WASHINGTON (Reuters) -A new flight carrying evacuated at-risk Afghans will arrive in the United States later on Monday from Ramstein air base in Germany, a senior State Department official said, adding that the pace of flights will ramp up from transit hubs temporarily housing those evacuated from Kabul.
Speaking at a briefing with reporters, the official, speaking on condition of anonymity, said there were currently eight transit hubs across six countries that were hosting more than 17,000 people.
“The transit hubs that we have arranged in Germany, Italy and Spain will have the combined capacity to process approximately 15,000 people on a rolling basis, which in turn will enable us to keep evacuating people continuously from Kabul,” the official said.
“Today the first onward flight of SIV applicants took off from Germany to the United States and we expect those to continue to ramp up,” the official added, in reference to the Special Immigrant Visa, designed for issuing visas to people who worked with the U.S. military.
The Taliban seized power just over a week ago as the United States and its allies were withdrawing troops after a 20-year war launched in the weeks after the Sept. 11 attacks on the United States by al Qaeda militants in 2001.
Panicked Afghans and foreigners have thronged the airport for days, clamoring to catch a flight out before the U.S.-led forces complete their pullout by the end of the month.

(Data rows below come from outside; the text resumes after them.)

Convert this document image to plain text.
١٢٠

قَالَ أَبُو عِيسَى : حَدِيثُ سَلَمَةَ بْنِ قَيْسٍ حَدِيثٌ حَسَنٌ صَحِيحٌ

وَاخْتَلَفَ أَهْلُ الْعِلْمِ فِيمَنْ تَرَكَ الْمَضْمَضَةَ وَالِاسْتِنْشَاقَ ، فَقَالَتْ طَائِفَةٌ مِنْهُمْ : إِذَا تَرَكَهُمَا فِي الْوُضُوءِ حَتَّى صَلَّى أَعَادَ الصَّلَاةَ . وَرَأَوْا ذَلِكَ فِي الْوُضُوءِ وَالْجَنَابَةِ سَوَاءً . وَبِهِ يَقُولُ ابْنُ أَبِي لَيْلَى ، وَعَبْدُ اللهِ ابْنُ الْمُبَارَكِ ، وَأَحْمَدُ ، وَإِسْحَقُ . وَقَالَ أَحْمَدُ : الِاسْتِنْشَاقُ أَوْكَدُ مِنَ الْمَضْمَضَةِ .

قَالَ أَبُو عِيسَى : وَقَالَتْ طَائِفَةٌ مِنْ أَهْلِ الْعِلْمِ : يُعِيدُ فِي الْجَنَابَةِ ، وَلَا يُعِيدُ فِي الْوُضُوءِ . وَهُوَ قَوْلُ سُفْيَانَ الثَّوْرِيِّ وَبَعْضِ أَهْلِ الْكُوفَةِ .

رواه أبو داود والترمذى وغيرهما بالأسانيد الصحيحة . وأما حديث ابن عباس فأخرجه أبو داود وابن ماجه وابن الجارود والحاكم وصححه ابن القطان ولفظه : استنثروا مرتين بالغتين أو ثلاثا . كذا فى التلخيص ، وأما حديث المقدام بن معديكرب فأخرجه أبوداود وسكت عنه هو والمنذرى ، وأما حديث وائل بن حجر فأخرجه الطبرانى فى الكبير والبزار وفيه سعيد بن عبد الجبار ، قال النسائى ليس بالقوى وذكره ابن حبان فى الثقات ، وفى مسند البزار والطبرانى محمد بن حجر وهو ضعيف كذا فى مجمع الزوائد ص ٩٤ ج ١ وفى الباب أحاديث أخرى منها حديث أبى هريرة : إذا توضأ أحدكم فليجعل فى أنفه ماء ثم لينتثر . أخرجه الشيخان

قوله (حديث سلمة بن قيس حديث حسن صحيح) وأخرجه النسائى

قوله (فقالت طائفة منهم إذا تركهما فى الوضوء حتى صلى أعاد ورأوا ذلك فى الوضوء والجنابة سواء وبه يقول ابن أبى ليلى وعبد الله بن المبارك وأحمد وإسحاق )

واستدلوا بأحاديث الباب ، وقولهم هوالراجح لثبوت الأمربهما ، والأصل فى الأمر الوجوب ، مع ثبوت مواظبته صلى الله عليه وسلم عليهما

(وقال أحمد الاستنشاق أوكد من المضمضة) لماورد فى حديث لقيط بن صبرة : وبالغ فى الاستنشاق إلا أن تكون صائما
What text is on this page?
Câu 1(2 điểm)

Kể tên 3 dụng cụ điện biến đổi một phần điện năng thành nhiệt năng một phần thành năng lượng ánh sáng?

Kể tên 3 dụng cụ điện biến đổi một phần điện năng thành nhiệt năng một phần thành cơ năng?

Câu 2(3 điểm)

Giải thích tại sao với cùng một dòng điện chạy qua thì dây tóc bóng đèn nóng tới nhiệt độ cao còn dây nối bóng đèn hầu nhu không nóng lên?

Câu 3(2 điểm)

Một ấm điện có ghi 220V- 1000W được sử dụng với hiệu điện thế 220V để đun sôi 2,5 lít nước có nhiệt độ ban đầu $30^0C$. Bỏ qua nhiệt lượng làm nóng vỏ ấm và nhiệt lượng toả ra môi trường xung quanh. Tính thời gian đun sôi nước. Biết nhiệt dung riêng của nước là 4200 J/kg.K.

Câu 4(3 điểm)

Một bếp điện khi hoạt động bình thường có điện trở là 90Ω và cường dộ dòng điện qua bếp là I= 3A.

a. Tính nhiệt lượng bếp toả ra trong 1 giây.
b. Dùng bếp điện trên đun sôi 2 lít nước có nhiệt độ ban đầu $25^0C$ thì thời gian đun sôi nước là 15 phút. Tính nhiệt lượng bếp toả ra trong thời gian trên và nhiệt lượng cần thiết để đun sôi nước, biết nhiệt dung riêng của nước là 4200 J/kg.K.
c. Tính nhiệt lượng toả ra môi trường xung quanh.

The official said the U.S. commitment to at-risk Afghans would not end on Aug. 31, but did not elaborate on how Washington could continue its efforts to airlift people if it withdraws completely from the country.
U.S. President Joe Biden has said that the United States expects to evacuate between 50,000 and 65,000 people from Afghanistan. That is fewer than the number eligible for safe harbor, according to estimates by advocates.
The official also dismissed reports that only Americans were able to get through to Kabul airport and that others had been blocked.